Node 3 was damaged and directly tombstoned; the data is quite important.

| username: Chengf01 | Original post link

In the end, only node 2 was left, but it couldn’t hold up and crashed. Now, none of the three nodes can start up.

| username: 像风一样的男子 | Original post link

You have a serious malfunction. I suggest you contact the original manufacturer’s technical support for repair.

| username: dba远航 | Original post link

The copied content is different, such as the location of information within the REGION, etc.

| username: Fly-bird | Original post link

Check if you can take the original faulty node offline, and see if the service can still come up.

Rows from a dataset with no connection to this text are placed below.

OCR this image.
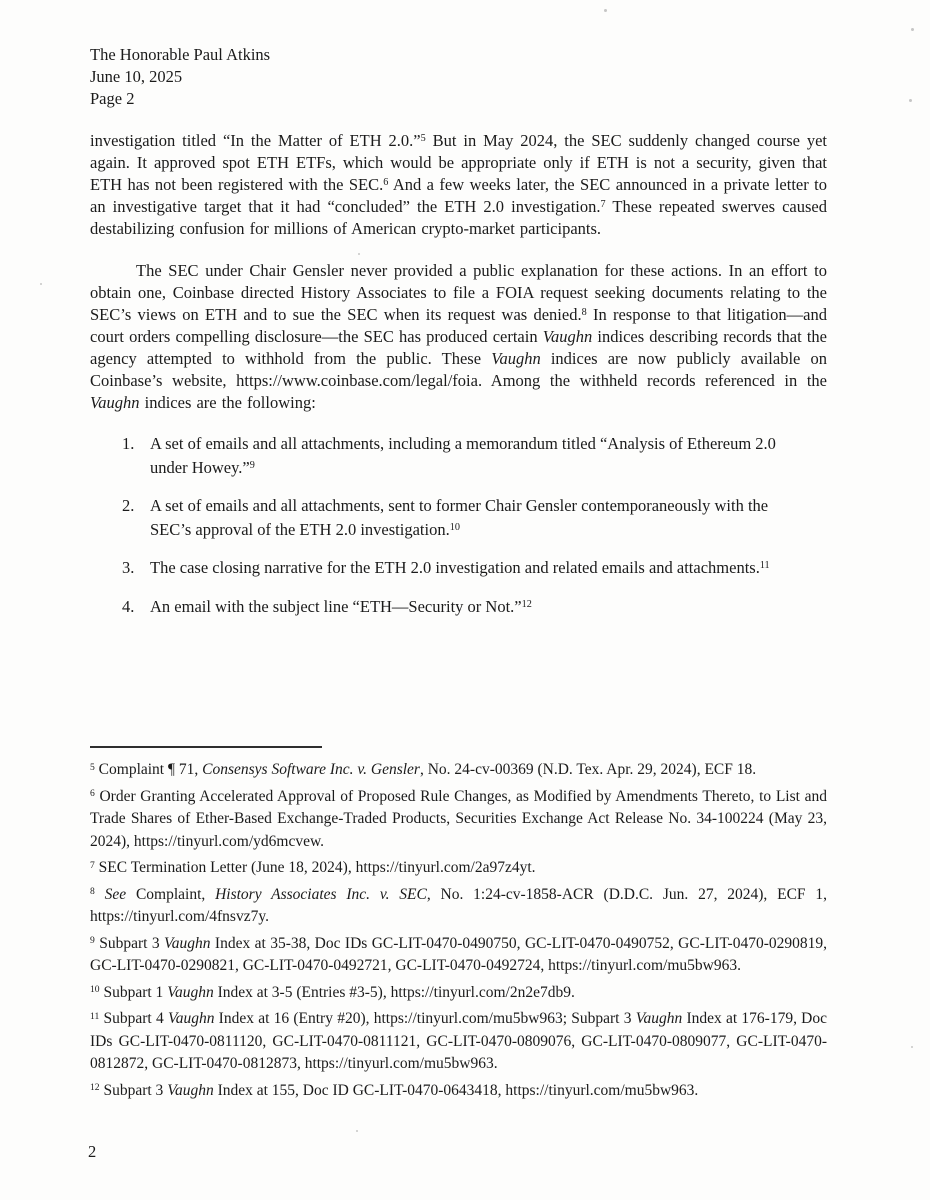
The Honorable Paul Atkins
June 10, 2025
Page 2

investigation titled “In the Matter of ETH 2.0.”$^5$ But in May 2024, the SEC suddenly changed course yet again. It approved spot ETH ETFs, which would be appropriate only if ETH is not a security, given that ETH has not been registered with the SEC.$^6$ And a few weeks later, the SEC announced in a private letter to an investigative target that it had “concluded” the ETH 2.0 investigation.$^7$ These repeated swerves caused destabilizing confusion for millions of American crypto-market participants.

The SEC under Chair Gensler never provided a public explanation for these actions. In an effort to obtain one, Coinbase directed History Associates to file a FOIA request seeking documents relating to the SEC’s views on ETH and to sue the SEC when its request was denied.$^8$ In response to that litigation—and court orders compelling disclosure—the SEC has produced certain Vaughn indices describing records that the agency attempted to withhold from the public. These Vaughn indices are now publicly available on Coinbase’s website, https://www.coinbase.com/legal/foia. Among the withheld records referenced in the Vaughn indices are the following:

1. A set of emails and all attachments, including a memorandum titled “Analysis of Ethereum 2.0 under Howey.”$^9$
2. A set of emails and all attachments, sent to former Chair Gensler contemporaneously with the SEC’s approval of the ETH 2.0 investigation.$^{10}$
3. The case closing narrative for the ETH 2.0 investigation and related emails and attachments.$^{11}$
4. An email with the subject line “ETH—Security or Not.”$^{12}$

$^5$ Complaint ¶ 71, Consensys Software Inc. v. Gensler, No. 24-cv-00369 (N.D. Tex. Apr. 29, 2024), ECF 18.

$^6$ Order Granting Accelerated Approval of Proposed Rule Changes, as Modified by Amendments Thereto, to List and Trade Shares of Ether-Based Exchange-Traded Products, Securities Exchange Act Release No. 34-100224 (May 23, 2024), https://tinyurl.com/yd6mcvew.

$^7$ SEC Termination Letter (June 18, 2024), https://tinyurl.com/2a97z4yt.

$^8$ See Complaint, History Associates Inc. v. SEC, No. 1:24-cv-1858-ACR (D.D.C. Jun. 27, 2024), ECF 1, https://tinyurl.com/4fnsvz7y.

$^9$ Subpart 3 Vaughn Index at 35-38, Doc IDs GC-LIT-0470-0490750, GC-LIT-0470-0490752, GC-LIT-0470-0290819, GC-LIT-0470-0290821, GC-LIT-0470-0492721, GC-LIT-0470-0492724, https://tinyurl.com/mu5bw963.

$^{10}$ Subpart 1 Vaughn Index at 3-5 (Entries #3-5), https://tinyurl.com/2n2e7db9.

$^{11}$ Subpart 4 Vaughn Index at 16 (Entry #20), https://tinyurl.com/mu5bw963; Subpart 3 Vaughn Index at 176-179, Doc IDs GC-LIT-0470-0811120, GC-LIT-0470-0811121, GC-LIT-0470-0809076, GC-LIT-0470-0809077, GC-LIT-0470-0812872, GC-LIT-0470-0812873, https://tinyurl.com/mu5bw963.

$^{12}$ Subpart 3 Vaughn Index at 155, Doc ID GC-LIT-0470-0643418, https://tinyurl.com/mu5bw963.

2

| username: 小龙虾爱大龙虾 | Original post link

If it’s not important, don’t reply :rofl:

| username: 江湖故人 | Original post link

Yes, tinkering with it yourself might make it even more unmanageable.

| username: 春风十里 | Original post link

If there is enough disk space, first shut down and make a cold backup to preserve the current state, then research a solution.

| username: Jellybean | Original post link

Does the deletion refer to using a command like “rm -rf” to forcibly erase the data?

| username: 普罗米修斯 | Original post link

The data saved in Raft within TiKV is different and cannot be used by others. Remove the copied data and see if the remaining two TiKV nodes can start. If they can, try expanding the nodes.